The Thermal Response of Permafrost to Coastal Floodplain Flooding
Flooding of low-lying Arctic regions has the potential to warm and thaw permafrost by changing the surface reflectance of solar insolation, increasing subsurface soil moisture, and increasing soil thermal conductivity. However, the impact of flooding on permafrost in the continuous permafrost environment remains poorly understood. To address this knowledge gap, we used a combination of available flooding data on the Ikpikpuk delta and a numerical model to simulate the hydro-thermal responses of permafrost to coastal flooding.
Arctic coastal flooding events have increased and are expected to continue to increase in both frequency and intensity.
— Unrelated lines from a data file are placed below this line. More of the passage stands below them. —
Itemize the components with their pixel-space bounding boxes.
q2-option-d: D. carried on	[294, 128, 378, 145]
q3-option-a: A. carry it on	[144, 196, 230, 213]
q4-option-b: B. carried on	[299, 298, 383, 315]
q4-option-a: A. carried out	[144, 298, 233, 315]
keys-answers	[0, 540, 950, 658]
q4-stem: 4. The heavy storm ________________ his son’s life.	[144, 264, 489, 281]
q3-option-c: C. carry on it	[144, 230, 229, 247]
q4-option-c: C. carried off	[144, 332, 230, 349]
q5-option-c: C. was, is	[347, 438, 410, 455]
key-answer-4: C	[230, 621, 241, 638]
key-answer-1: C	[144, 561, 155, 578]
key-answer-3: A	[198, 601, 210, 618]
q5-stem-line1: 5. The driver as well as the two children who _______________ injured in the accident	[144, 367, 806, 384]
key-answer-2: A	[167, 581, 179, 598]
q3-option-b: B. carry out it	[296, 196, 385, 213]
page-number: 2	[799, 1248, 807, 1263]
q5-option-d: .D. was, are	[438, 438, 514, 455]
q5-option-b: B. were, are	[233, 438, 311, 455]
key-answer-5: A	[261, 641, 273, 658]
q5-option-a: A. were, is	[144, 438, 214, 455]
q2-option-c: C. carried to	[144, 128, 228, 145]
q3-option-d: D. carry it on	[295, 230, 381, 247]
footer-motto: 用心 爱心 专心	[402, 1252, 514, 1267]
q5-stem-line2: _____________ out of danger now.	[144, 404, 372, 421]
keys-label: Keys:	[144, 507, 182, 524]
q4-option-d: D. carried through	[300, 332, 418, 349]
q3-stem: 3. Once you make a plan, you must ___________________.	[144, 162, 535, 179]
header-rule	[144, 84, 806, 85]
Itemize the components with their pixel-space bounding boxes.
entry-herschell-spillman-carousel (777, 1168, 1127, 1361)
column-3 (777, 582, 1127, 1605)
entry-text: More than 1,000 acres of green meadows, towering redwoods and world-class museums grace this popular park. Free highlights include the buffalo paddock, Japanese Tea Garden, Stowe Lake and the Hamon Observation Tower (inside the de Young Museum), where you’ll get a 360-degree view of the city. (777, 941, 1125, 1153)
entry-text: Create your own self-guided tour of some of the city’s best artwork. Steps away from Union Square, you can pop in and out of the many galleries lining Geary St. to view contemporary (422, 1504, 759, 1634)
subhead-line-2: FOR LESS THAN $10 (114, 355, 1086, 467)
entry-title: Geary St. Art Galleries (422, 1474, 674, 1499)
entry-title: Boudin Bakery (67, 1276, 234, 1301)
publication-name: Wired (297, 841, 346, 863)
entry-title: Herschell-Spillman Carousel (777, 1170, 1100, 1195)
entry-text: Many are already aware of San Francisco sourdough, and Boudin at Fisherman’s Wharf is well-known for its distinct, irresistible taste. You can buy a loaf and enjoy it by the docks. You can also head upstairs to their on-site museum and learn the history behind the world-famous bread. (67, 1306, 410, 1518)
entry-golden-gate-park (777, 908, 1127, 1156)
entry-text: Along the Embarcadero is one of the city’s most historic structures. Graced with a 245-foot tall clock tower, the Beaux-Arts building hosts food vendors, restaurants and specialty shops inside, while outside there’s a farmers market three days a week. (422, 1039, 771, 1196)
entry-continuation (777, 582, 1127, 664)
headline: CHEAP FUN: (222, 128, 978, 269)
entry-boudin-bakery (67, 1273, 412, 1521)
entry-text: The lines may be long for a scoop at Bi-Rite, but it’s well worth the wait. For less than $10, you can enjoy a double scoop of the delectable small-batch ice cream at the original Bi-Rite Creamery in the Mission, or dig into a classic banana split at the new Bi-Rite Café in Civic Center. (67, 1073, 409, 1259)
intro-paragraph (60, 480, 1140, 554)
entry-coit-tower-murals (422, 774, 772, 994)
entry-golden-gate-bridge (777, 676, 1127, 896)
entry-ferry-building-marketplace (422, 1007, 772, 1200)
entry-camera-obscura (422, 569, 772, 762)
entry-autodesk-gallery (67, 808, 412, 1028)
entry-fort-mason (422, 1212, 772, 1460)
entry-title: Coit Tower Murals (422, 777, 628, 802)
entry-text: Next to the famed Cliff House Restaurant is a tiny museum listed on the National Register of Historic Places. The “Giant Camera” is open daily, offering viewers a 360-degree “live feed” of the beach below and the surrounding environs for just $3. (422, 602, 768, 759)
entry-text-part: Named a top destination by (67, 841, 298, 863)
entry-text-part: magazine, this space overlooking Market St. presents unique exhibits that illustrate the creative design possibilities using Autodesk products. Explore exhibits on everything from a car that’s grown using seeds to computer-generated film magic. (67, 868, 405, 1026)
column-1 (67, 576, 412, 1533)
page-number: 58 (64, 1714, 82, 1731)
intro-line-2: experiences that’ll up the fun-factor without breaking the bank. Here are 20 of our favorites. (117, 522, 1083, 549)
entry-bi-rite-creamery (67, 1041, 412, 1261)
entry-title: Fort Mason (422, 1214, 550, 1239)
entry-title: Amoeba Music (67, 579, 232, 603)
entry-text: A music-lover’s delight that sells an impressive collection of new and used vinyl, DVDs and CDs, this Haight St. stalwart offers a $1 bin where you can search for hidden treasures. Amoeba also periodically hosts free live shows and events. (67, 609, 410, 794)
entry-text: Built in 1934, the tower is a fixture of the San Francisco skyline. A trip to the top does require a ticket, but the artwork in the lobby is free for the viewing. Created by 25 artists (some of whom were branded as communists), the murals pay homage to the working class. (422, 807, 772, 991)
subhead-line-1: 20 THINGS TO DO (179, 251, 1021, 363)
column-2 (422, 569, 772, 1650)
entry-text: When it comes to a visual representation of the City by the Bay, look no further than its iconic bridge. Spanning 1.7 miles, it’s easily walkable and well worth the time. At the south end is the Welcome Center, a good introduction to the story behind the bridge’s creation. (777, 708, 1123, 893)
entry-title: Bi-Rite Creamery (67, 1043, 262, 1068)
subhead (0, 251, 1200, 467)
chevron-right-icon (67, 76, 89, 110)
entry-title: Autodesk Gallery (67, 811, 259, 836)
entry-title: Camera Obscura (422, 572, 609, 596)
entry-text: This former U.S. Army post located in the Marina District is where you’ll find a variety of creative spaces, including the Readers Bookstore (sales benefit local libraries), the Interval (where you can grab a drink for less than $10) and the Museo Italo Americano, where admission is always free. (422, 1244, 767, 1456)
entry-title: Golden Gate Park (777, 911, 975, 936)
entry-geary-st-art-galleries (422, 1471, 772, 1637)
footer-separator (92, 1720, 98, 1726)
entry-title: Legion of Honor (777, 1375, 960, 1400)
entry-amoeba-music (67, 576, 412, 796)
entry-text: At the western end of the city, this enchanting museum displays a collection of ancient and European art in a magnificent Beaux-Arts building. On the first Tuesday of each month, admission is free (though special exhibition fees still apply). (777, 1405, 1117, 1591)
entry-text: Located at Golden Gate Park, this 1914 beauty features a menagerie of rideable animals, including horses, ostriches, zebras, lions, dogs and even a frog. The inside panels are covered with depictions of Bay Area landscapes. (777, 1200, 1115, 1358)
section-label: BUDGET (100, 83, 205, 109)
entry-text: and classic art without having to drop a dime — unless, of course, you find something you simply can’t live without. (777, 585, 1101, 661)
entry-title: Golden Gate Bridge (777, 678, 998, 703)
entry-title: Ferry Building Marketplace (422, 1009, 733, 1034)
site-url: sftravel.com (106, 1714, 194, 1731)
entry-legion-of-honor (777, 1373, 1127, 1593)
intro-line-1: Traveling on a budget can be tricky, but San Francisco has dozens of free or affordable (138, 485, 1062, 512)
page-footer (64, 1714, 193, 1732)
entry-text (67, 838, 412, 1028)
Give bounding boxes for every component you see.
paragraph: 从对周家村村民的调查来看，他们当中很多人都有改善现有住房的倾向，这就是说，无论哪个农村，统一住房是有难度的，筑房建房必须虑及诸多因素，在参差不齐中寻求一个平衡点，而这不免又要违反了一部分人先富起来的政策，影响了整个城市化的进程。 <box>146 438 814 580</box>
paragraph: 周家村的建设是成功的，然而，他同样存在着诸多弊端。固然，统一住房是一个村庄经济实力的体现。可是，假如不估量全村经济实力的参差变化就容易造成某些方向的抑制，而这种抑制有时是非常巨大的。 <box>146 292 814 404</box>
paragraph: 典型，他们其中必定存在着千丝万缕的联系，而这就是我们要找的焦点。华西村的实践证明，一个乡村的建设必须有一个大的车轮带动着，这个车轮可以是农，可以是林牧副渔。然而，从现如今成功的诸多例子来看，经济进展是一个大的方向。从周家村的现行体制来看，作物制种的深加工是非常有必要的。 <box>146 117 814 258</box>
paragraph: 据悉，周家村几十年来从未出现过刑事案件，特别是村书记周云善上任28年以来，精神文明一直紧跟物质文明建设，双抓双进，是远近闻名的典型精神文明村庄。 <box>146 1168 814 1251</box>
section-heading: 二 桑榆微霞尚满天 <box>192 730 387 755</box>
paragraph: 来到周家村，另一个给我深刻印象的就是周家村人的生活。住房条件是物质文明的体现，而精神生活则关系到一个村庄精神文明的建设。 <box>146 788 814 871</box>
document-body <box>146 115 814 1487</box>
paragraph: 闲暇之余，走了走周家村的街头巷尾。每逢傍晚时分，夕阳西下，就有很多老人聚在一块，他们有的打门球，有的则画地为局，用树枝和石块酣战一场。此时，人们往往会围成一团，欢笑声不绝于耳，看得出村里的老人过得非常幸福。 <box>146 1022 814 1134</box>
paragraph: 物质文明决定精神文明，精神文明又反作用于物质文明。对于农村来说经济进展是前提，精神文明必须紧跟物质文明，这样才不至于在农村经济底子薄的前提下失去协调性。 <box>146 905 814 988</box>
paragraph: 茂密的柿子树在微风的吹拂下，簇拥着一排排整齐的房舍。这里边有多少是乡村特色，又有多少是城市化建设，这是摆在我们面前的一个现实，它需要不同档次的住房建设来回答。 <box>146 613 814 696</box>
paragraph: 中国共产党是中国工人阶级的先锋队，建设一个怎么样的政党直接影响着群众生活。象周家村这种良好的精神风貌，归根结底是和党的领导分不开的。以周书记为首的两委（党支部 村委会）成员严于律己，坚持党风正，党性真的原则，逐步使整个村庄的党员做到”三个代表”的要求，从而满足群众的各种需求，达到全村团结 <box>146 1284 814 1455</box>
Our model-based study provides the first investigation of the impact of floods on low-lying coastal permafrost hydro-thermal dynamics. The change in active layer thickness due to floods may have important biogeochemical feedback on carbon and nutrients presently frozen in permafrost. This model-based exploration of the flooding effect on permafrost landscapes helps advance our understanding of the vulnerability of coastal permafrost to flood inundation and aid in the assessment of flooding risks of coastal landscapes.
In this study, we investigated how coastal freshwater flooding would alter the hydro-thermal processes of permafrost by using a physically-based hydro-thermal dynamic model, ATS (Advanced Terrestrial Simulator). We simulated the changes in subsurface temperature, soil moisture, and ice content of a synthetic coastal permafrost landscape under three flooding scenarios, including the late spring and early summer floods, mid to late summer floods, and all floods throughout the spring and summer. We found that floods have an important impact on coastal permafrost dynamics. Flooding leads to cooler surficial soil due to the increase of latent heat associated with the thawing and evaporation of the wetter soil. Conversely, floods facilitate heat penetration to deeper soil zones due to the increased thermal conductivity of wetter soils. The cooling effect of floods may be intensified in the second year because the increased ice content and soil moisture in the first year can continue affecting the subsurface temperature in the second year. Although the cooling effect may reduce the heat input and weaken the warming effect, the subsurface warming continues with repeated floods year after year. The timing of floods is a key factor controlling the flooding effect. The floods occurring in the middle or late summer are more likely to cause warmer permafrost and a deeper thaw depth relative to floods from the late spring and early summer.